A version of this article first appeared in CNBC’s Inside Wealth newsletter with Robert Frank, a weekly guide for high-net-worth investors and consumers. Sign up To receive future editions delivered directly to your inbox.
Family offices are at their most optimistic in years, plowing money into stocks and alternative investments as the Federal Reserve begins cutting interest rates, a new survey shows.
According to Citi Private Bank’s 2024 Global Family Office Survey, nearly all family offices (97%) expect to have positive returns this year, and nearly half expect to achieve double-digit gains.
“This is the most optimistic outlook we have ever seen,” said Hannes Hofmann, head of Citi Private Bank’s family office group, which has been conducting the survey for five years. “We clearly see an increase in risk appetite.”
The survey is the latest sign that family offices, the private investment arms of wealthy families, are moving away from two years of hoarding cash and bracing for the recession and starting to make more aggressive bets on market and valuation growth.
They particularly like private equity. Nearly half (47%) of family offices surveyed said they plan to increase their allocations to direct private equity in the next 12 months, the largest share of any investment category. Only 11% plan to reduce their PE holdings. Private equity funds ranked second, with 41% planning to increase allocations.
Family offices have also revived their interest in stocks as interest rates have fallen. More than a third (39%) of family offices plan to increase their allocation to equities in developed markets (mainly the United States), while only 9% plan to reduce their equity positions. This comes after 43% of family offices increased their investments in public equities last year.
Public stocks remain their largest holding among major asset classes, with stocks accounting for 28% of their typical portfolios, up from 22% last year, the survey showed.
“Family offices are taking money out of cash and putting money into public equities, private equity, direct investments and fixed income,” said Hoffman. “But mostly doing venture capital. That’s a very important development.”

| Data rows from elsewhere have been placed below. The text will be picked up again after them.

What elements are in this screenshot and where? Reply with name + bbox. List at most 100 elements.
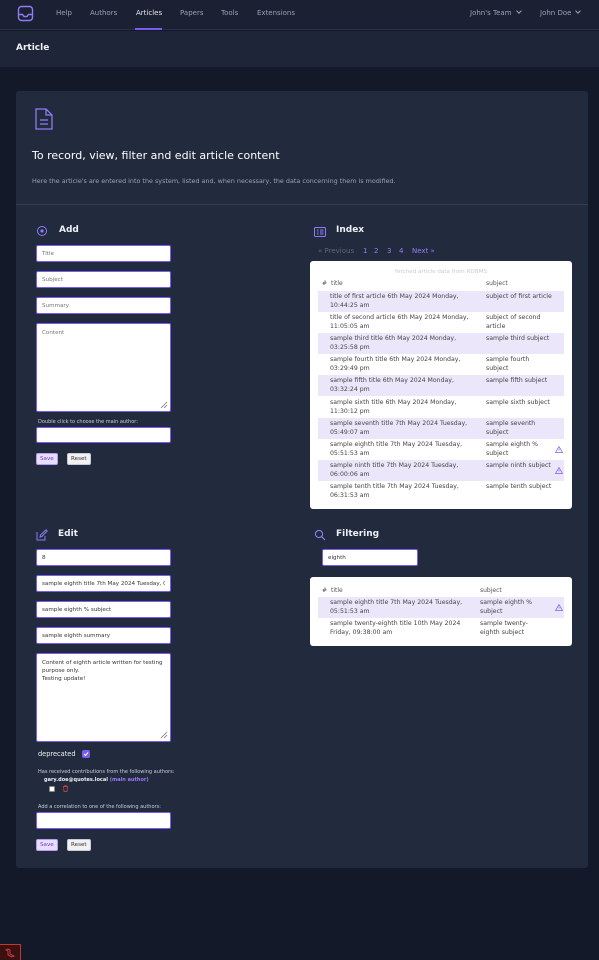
user-dropdown[interactable]: John Doe bbox=[540, 8, 582, 17]
row-title: sample fourth title 6th May 2024 Monday,… bbox=[330, 356, 461, 373]
filtering-section-title: Filtering bbox=[336, 529, 380, 539]
correlation-input[interactable] bbox=[36, 812, 171, 829]
pager-previous[interactable]: « Previous bbox=[318, 247, 354, 255]
table-row[interactable]: sample twenty-eighth title 10th May 2024… bbox=[318, 618, 564, 639]
nav-authors[interactable]: Authors bbox=[90, 9, 117, 17]
page-title: Article bbox=[16, 43, 50, 53]
edit-section-title: Edit bbox=[58, 529, 78, 539]
warning-icon[interactable] bbox=[555, 604, 563, 611]
row-subject: sample third subject bbox=[486, 335, 550, 343]
table-row[interactable]: title of first article 6th May 2024 Mond… bbox=[318, 291, 564, 313]
team-dropdown[interactable]: John's Team bbox=[470, 8, 522, 17]
contributor-checkbox[interactable] bbox=[49, 786, 55, 792]
nav-extensions[interactable]: Extensions bbox=[257, 9, 295, 17]
row-subject: sample ninth subject bbox=[486, 461, 551, 469]
row-title: sample fifth title 6th May 2024 Monday, … bbox=[330, 377, 454, 394]
main-author-tag[interactable]: (main author) bbox=[110, 777, 149, 783]
row-subject: sample tenth subject bbox=[486, 482, 552, 490]
col-title-header: title bbox=[331, 280, 343, 287]
add-title-input[interactable] bbox=[36, 245, 171, 262]
pager-page-2[interactable]: 2 bbox=[374, 247, 378, 255]
main-author-label: Double click to choose the main author: bbox=[38, 419, 138, 425]
edit-content-textarea[interactable]: Content of eighth article written for te… bbox=[36, 653, 171, 742]
row-subject: sample sixth subject bbox=[486, 398, 550, 406]
contributor-item: gary.doe@quotes.local (main author) bbox=[44, 777, 149, 783]
warning-icon[interactable] bbox=[555, 466, 563, 474]
nav-tools[interactable]: Tools bbox=[221, 9, 238, 17]
nav-papers[interactable]: Papers bbox=[180, 9, 203, 17]
edit-save-button[interactable]: Save bbox=[36, 839, 58, 851]
col-subject-header: subject bbox=[480, 587, 502, 594]
table-row[interactable]: sample tenth title 7th May 2024 Tuesday,… bbox=[318, 481, 564, 502]
add-save-button[interactable]: Save bbox=[36, 453, 58, 465]
table-row[interactable]: sample fourth title 6th May 2024 Monday,… bbox=[318, 354, 564, 375]
divider bbox=[16, 204, 588, 205]
add-section-title: Add bbox=[59, 225, 79, 235]
table-row[interactable]: title of second article 6th May 2024 Mon… bbox=[318, 312, 564, 333]
chevron-down-icon bbox=[515, 8, 522, 14]
filter-search-input[interactable] bbox=[322, 549, 418, 566]
deprecated-checkbox[interactable] bbox=[82, 750, 90, 758]
edit-subject-input[interactable] bbox=[36, 601, 171, 618]
table-row[interactable]: sample eighth title 7th May 2024 Tuesday… bbox=[318, 597, 564, 618]
resize-handle-icon[interactable] bbox=[160, 401, 168, 409]
inbox-logo-icon[interactable] bbox=[17, 5, 34, 22]
active-nav-indicator bbox=[135, 28, 162, 30]
trash-icon[interactable] bbox=[62, 785, 69, 792]
add-subject-input[interactable] bbox=[36, 271, 171, 288]
row-subject: sample twenty-eighth subject bbox=[480, 620, 528, 636]
nav-articles[interactable]: Articles bbox=[136, 9, 162, 17]
row-title: sample eighth title 7th May 2024 Tuesday… bbox=[330, 599, 463, 615]
search-icon bbox=[314, 529, 326, 541]
add-reset-button[interactable]: Reset bbox=[67, 453, 91, 465]
row-title: sample twenty-eighth title 10th May 2024… bbox=[330, 620, 461, 636]
row-title: sample sixth title 6th May 2024 Monday, … bbox=[330, 398, 457, 415]
row-subject: sample eighth % subject bbox=[486, 440, 539, 457]
top-navbar: Help Authors Articles Papers Tools Exten… bbox=[0, 0, 599, 30]
col-num-header: # bbox=[322, 280, 328, 287]
add-content-textarea[interactable] bbox=[36, 323, 171, 412]
chevron-down-icon bbox=[575, 8, 582, 14]
page-header: Article bbox=[0, 31, 599, 67]
table-row[interactable]: sample seventh title 7th May 2024 Tuesda… bbox=[318, 417, 564, 439]
main-author-input[interactable] bbox=[36, 427, 171, 443]
edit-summary-input[interactable] bbox=[36, 627, 171, 644]
deprecated-label: deprecated bbox=[38, 750, 76, 758]
edit-title-input[interactable] bbox=[36, 575, 171, 592]
nav-help[interactable]: Help bbox=[56, 9, 72, 17]
debug-toolbar-toggle[interactable] bbox=[0, 944, 21, 960]
list-index-icon bbox=[314, 227, 326, 237]
checkmark-icon bbox=[83, 752, 89, 757]
table-row[interactable]: sample sixth title 6th May 2024 Monday, … bbox=[318, 397, 564, 418]
add-summary-input[interactable] bbox=[36, 297, 171, 314]
row-subject: sample fifth subject bbox=[486, 377, 548, 385]
index-section-title: Index bbox=[336, 225, 365, 235]
user-name: John Doe bbox=[540, 9, 572, 17]
contributions-label: Has received contributions from the foll… bbox=[38, 769, 175, 775]
row-title: title of second article 6th May 2024 Mon… bbox=[330, 314, 469, 331]
col-title-header: title bbox=[331, 587, 343, 594]
pager-page-3[interactable]: 3 bbox=[387, 247, 391, 255]
table-row[interactable]: sample third title 6th May 2024 Monday, … bbox=[318, 333, 564, 355]
resize-handle-icon[interactable] bbox=[160, 731, 168, 739]
table-row[interactable]: sample ninth title 7th May 2024 Tuesday,… bbox=[318, 459, 564, 481]
pager-page-4[interactable]: 4 bbox=[399, 247, 403, 255]
edit-id-input[interactable] bbox=[36, 549, 171, 566]
row-subject: sample eighth % subject bbox=[480, 599, 533, 615]
row-title: sample ninth title 7th May 2024 Tuesday,… bbox=[330, 461, 459, 478]
table-row[interactable]: sample eighth title 7th May 2024 Tuesday… bbox=[318, 439, 564, 460]
document-icon bbox=[35, 108, 53, 130]
contributor-email: gary.doe@quotes.local bbox=[44, 777, 108, 783]
table-row[interactable]: sample fifth title 6th May 2024 Monday, … bbox=[318, 375, 564, 397]
add-circle-icon bbox=[37, 226, 47, 236]
correlation-label: Add a correlation to one of the followin… bbox=[38, 804, 161, 810]
row-title: sample eighth title 7th May 2024 Tuesday… bbox=[330, 440, 463, 457]
pager-page-1[interactable]: 1 bbox=[363, 247, 367, 255]
warning-icon[interactable] bbox=[555, 445, 563, 453]
index-table: fetched article data from RDBMS # title … bbox=[310, 261, 572, 509]
table-caption: fetched article data from RDBMS bbox=[395, 269, 487, 275]
row-title: sample tenth title 7th May 2024 Tuesday,… bbox=[330, 482, 459, 499]
edit-reset-button[interactable]: Reset bbox=[67, 839, 91, 851]
pager-next[interactable]: Next » bbox=[412, 247, 435, 255]
row-title: sample seventh title 7th May 2024 Tuesda… bbox=[330, 419, 468, 436]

As interest rates start to fall, fixed income has become another favorite among family offices. Half of the family offices surveyed increased their fixed income investments last year, the largest amount of any category, and a third plan to increase their fixed income investments this year.
along with S&P 500 Index It’s up nearly 20% so far this year, and family offices are looking for strong returns in 2024. Nearly half (43%) expect returns of more than 10% this year. More than one in 10 large family offices (those with assets over $500 million) are expected to return more than 15% this year.
Of course, there are risks to their optimism. When asked about near-term concerns about the economy and financial markets, more than half cited the direction of interest rates. Sino-US relations are their second biggest concern, and market overvaluation ranks third. Citi said the survey marks the first time since 2021 that inflation is not the top concern for the family offices surveyed.
One of the biggest differences between family offices and other individual investors is their interest in alternatives. Private equity, venture capital, real estate and hedge funds currently account for 40% of the portfolios of family offices surveyed. This number is likely to continue to grow, especially as more family offices make direct investments in private companies.
“This is a significant allocation and shows that family offices are asset allocators, they are long-term investors, highly sophisticated and have a long-term view,” said Hoffman.
One of the biggest themes in their private investments is artificial intelligence. The family offices of Jeff Bezos and Bernard Arnault have both invested in artificial intelligence startups, and repeated surveys show that artificial intelligence is the number one investment theme for family offices this year. The Citi survey shows that more than half of family offices have exposure to artificial intelligence in their portfolios through public equity, private equity funds or direct private equity. Another 26% of family offices are considering increasing investment in artificial intelligence.
Hoffman said artificial intelligence has proven to be different from previous investment innovations, such as cryptocurrency, environment, society and governance (ESG). Only 17% of family offices have invested in digital assets, with the vast majority expressing no interest.
“Artificial intelligence is a subject that people are interested in and they are investing real money in,” Hoffman said. “With cryptocurrencies, people are interested, but at best, they’re putting some money in the game. With ESG, we found a lot of people saying they were interested, but a much smaller percentage of family offices. In fact, Money was really invested.